Restructuration chez Proximus: le gouvernement appelle au dialogue social

Les syndicats de Proximus ont rencontré le gouvernement à la suite de l’annonce du plan de restructuration prévoyant le départ de 1900 personnes.

Le Premier ministre Charles Michel a rencontré, lundi après-midi, en compagnie du ministre de l’Économie Kris Peeters et du ministre des Télécommunications Philippe De Backer, les syndicats de Proximus à l’occasion de l’annonce la semaine dernière du plan de transformation qui prévoit le départ de 1.900 personnes et l’engagement de 1.250 nouveaux profils.

«Le Premier ministre a rappelé que ce plan était une intention, que le gouvernement était opposé aux licenciements secs et que les syndicats devaient négocier», a indiqué à l’issue de la réunion Jean-Claude Philippon, président du SLFP National Proximus.

«Nous restons un peu dubitatifs après cette réunion. Le Premier ministre a toutefois rappelé son opposition aux licenciements secs et que le gouvernement s’engage à nous soutenir. Il nous demande aussi de nous engager vers un dialogue social», a déclaré Stéphane Daussaint, responsable général des secteurs Postes et Telecom à la CSC-Transcom.

Présent lors de la réunion, le ministre de l’Économie Kris Peeters estime qu’»il faut organiser le dialogue afin d’améliorer le plan». «Les syndicats doivent négocier et nous sommes là pour les aider. Il faut éviter les licenciements secs et améliorer le plan», a déclaré Kris Peeters.

Désengagement de l’État dans Proximus?

Les syndicats de Proximus ont appelé à la grève mardi contre le plan de transformation. Les syndicats et affiliés doivent se réunir devant le siège de Proximus à Bruxelles en tout début de matinée. «Nous espérons une grande mobilisation afin que la CEO (Dominique Leroy) comprenne que le personnel n’est pas prêt de baisser les bras», a souligné Stéphane Daussaint.

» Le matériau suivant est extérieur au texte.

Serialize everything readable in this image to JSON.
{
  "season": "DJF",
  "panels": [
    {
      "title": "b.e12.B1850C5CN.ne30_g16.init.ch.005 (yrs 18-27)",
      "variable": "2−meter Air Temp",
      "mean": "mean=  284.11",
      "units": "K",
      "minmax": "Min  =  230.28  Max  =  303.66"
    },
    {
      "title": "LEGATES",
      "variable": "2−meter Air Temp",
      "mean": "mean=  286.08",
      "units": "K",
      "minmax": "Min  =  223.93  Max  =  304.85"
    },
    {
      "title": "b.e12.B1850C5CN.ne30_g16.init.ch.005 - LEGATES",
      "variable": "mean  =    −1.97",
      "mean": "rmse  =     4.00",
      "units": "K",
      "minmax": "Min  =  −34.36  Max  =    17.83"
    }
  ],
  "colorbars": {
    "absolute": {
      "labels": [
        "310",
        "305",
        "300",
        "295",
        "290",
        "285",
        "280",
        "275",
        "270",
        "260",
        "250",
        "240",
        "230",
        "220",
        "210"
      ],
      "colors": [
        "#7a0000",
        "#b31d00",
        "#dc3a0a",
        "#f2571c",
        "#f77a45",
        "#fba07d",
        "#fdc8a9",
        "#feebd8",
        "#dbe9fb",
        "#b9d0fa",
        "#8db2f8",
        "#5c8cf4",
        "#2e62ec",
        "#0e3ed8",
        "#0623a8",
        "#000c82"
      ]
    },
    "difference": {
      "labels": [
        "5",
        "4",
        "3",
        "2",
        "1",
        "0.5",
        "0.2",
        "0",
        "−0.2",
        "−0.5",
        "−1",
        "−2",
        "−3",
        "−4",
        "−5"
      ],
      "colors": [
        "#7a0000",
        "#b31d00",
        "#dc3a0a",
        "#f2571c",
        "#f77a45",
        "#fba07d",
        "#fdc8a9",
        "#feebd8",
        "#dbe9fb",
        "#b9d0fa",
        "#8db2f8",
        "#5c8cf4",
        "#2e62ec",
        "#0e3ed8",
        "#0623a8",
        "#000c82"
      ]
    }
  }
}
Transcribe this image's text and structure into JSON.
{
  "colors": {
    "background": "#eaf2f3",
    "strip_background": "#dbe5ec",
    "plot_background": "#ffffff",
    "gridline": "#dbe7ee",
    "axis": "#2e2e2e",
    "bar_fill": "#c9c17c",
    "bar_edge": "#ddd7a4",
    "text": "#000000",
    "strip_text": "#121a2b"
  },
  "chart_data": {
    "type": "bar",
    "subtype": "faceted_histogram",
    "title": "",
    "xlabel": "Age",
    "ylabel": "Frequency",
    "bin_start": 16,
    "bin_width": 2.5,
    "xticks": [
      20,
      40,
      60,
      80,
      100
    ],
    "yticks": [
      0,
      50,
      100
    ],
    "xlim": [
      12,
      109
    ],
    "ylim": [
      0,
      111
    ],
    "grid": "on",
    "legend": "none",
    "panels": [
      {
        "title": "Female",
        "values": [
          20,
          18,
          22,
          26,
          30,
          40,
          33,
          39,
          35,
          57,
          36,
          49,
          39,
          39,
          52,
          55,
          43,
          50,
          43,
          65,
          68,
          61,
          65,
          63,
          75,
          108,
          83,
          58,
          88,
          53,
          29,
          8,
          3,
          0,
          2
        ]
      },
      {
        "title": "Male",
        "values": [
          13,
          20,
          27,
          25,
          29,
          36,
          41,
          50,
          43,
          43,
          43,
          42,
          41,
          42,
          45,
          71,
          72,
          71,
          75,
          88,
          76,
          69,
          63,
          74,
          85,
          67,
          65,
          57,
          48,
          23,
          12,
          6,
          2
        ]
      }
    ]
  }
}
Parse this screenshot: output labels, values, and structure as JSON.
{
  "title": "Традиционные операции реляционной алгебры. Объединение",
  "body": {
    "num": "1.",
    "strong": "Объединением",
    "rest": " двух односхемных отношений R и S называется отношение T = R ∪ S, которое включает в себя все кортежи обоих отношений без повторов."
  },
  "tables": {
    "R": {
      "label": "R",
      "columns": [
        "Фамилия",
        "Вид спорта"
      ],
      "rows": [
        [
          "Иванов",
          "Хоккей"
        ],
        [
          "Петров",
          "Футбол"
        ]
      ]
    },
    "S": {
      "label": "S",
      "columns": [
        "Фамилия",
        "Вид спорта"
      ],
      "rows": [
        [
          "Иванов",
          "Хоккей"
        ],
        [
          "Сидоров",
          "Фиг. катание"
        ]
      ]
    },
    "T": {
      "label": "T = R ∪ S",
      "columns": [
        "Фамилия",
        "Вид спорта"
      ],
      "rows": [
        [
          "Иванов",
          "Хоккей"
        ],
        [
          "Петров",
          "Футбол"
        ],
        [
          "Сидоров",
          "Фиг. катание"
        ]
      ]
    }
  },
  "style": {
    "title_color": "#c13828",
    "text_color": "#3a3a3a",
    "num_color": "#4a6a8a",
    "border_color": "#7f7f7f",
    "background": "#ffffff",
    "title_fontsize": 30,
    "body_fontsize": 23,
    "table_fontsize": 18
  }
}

Le plaidoyer du ministre De Backer dimanche dans l’émission De Zevende Dag sur un désengagement de l’État dans Proximus au cours des prochaines années était un point de vue personnel et non du gouvernement, ont indiqué les syndicats à l’issue de la réunion lors de laquelle était présent le ministre. «Cela n’est pas à l’ordre du jour», ont précisé les syndicats.

La direction de l’entreprise publique a annoncé jeudi matin un plan de transformation sur trois ans prévoyant 1.900 suppressions d’emploi mais aussi 1.250 engagements. La CEO de Proximus, Dominique Leroy, a indiqué ne pas pouvoir exclure de licenciements secs mais que tout serait fait pour en réduire le nombre au maximum.